My recommendation to you is to not state items as being absolute facts unless you know them to be. That may require that you reread the statutes before you post replies. Had I not intervened, your erroneous postings would have mislead a lot of readers.

Given the fact that you have posted two erroneous replies in this thread alone, I would wish that you would take the time to do your homework before you state things as being absolute facts.

If you aren't willing to do that, as a courtesy to the readers you should caveat your response with the statement that you haven't read the statute in a long time.

Stating things as being facts when you have no idea what is the right answer is reprehensible.

Kirk Maldonado

Posted

Kirk,

Wow, I haven't been scolded like that in 30 years! My "erroneous" statement was an admitted one based upon a misinterpretation of an ERISA statute. However, your comments seem to border on the personal side. My suggestion to you is that you need to get off of your high horse and realize that EVERYONE errs once in a while and that our profession is not above this human characteristic. Plus, this is an informal discussion board where the opinions are sometime incorrect and are justly rectified in a professional manner. To point out an error in my judgement is one thing, but to do so with such a condescending tone, leads me to believe that you need to not take things so personally.

Your suggestion has been duly noted and I will take it under advisement the next time I post a reply. Good day.

Posted

jaemmons:

Despite the fact that I have over 1,000 postings, I have never "scolded" another poster.

What triggered my reaction was that I felt that you were not making innocent misinterpretations of the law.

Your positions were so fundamentally inconsistent with the statute and stated in such a conclusory manner that I felt that you were opposed to the transaction from a policy perspective, and you were just using the argument that the transaction violated the statute as a ruse.

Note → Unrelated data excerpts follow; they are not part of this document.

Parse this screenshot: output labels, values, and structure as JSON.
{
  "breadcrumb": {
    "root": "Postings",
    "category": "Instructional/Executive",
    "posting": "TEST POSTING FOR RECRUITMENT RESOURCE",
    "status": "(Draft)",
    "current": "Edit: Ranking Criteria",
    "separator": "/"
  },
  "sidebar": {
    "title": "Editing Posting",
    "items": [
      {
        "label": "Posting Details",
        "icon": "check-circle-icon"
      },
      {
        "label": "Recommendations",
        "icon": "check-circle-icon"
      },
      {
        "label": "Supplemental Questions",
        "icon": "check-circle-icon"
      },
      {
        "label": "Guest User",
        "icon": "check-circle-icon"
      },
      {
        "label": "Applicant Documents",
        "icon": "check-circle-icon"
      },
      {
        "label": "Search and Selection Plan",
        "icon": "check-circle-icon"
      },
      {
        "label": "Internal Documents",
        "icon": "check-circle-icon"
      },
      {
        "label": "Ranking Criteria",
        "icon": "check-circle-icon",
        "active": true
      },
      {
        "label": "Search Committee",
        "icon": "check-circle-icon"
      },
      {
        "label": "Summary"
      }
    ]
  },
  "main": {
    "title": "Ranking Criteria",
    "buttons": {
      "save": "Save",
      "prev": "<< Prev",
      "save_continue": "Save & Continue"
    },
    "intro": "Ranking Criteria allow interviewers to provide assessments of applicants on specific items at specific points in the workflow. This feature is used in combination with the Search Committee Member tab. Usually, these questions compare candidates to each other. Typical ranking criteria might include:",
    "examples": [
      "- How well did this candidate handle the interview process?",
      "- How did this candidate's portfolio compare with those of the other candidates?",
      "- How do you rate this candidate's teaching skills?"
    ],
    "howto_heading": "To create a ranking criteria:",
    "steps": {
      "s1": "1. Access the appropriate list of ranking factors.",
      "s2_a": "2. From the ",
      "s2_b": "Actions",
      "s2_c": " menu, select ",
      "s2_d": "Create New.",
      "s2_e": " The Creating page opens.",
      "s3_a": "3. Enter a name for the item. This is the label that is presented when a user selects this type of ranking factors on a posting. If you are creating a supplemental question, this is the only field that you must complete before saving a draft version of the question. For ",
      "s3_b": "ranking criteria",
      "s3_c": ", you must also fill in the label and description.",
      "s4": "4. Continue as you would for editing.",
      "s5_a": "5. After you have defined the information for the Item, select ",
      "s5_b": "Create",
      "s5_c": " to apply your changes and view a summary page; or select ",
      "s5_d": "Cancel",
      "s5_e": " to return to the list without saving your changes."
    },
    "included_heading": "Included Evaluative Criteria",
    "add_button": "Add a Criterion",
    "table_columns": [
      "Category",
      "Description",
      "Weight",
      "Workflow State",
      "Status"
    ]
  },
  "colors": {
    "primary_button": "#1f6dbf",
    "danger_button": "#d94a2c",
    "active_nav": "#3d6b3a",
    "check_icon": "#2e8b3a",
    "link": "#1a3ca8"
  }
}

In other words, I felt that you were not being forthright as to why you were really against the transaction.

However, I will take you at your word that those were honest mistakes, and I apologize if I have offended you.

Kirk Maldonado

Posted

Interesting discussion (well, sort of).

Just in case readers want to see the statute referenced: http://www4.law.cornell.edu/uscode/29/1108.html

I'm a retirement actuary. Nothing about my comments is intended or should be construed as investment, tax, legal or accounting advice. Occasionally, but not all the time, it might be reasonable to interpret my comments as actuarial or consulting advice.